A narrower role for the master developer is also often best if a project is going to make extensive use of private-sector funding. This is one situation in which it may not work for the master developer to double as the regulator as it can create the perception of a conflict of interest.

Institutional setups nevertheless have some flexibility to them as the initial setup does not have to be permanent. It is perfectly reasonable for the institutional structure to change as the mandate of a megaproject grows and the number of entities increases. Usually, the change is away from a single organization running all parts of the project to a set of organizations running it.

Institutional setup

Having the right institutional setup is a key enabler of any successful megaproject, with clearly defined relationships among all stakeholders (e.g., the project sponsor, property developers, market regulators, asset managers, and city services providers). These stakeholders must cooperate for real estate megaprojects to make a success. Yet in far too many cases, the initial discussions surrounding GCC megaprojects have been about the concept, the development plan, and the funding — leaving the institutional setup as an afterthought. Defining the institutional setup earlier makes a tremendous contribution to project success.
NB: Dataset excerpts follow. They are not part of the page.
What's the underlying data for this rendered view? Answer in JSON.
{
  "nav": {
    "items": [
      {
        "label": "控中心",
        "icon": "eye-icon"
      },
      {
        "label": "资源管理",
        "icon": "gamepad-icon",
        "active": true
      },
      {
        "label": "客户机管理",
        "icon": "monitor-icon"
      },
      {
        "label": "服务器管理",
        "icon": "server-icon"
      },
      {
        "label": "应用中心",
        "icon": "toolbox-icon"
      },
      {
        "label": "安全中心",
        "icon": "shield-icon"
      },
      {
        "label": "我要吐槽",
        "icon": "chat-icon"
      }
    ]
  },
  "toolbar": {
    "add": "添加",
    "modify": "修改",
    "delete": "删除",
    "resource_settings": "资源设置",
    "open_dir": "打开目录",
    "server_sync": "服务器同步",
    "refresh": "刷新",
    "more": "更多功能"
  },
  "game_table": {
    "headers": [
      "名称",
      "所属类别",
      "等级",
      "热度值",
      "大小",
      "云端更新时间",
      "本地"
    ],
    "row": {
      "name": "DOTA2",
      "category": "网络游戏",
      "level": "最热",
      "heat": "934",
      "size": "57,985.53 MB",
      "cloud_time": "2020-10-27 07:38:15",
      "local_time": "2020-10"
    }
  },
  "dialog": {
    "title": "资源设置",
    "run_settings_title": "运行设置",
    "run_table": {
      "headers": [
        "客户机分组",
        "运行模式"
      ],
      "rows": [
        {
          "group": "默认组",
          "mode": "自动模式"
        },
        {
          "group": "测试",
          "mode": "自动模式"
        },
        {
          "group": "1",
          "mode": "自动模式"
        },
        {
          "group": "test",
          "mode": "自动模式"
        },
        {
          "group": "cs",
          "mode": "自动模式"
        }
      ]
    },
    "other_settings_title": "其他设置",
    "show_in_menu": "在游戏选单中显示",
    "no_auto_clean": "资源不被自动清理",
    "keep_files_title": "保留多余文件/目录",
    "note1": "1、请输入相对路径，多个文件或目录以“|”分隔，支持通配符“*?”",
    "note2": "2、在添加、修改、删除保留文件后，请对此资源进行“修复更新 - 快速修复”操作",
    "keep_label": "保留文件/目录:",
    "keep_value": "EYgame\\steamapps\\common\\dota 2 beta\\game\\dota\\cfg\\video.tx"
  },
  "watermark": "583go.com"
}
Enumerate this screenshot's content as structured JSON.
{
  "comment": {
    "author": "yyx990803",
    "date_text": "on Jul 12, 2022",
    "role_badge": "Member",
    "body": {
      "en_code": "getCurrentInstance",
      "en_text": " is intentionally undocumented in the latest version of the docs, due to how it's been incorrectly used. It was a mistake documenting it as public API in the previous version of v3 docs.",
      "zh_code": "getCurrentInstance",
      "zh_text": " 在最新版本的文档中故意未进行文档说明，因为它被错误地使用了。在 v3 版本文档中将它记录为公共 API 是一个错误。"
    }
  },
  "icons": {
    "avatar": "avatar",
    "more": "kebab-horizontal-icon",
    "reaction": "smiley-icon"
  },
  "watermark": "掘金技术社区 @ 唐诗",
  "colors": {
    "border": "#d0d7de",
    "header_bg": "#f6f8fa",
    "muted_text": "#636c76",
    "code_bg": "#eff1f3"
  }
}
The best approach for a megaproject is to consider the institutional setup early and to align it with other aspects of the project. The institutional setup, and the delivery entity structure, are vital because they are intimately tied to the master plan, development approach, and funding. Getting the institutional setup right from the beginning will make all the difference to projects in which billions of dollars are at stake.


In real estate megaprojects, deciding on the institutional setup and structure of the delivery entity is critical. There are many trade-offs to make in defining the interaction of the different ecosystem players and in operating within the legal-regulatory framework of the jurisdiction where the megaproject is developing. Moreover, the design of the institutional setup and delivery entity structure are tightly connected to the project master plan, development approach, and funding approach.

For all of these reasons, it is best to think about the institutional setup early and coordinate it with other aspects of the project. It is a change in sequencing that can make all the difference to the success of the project.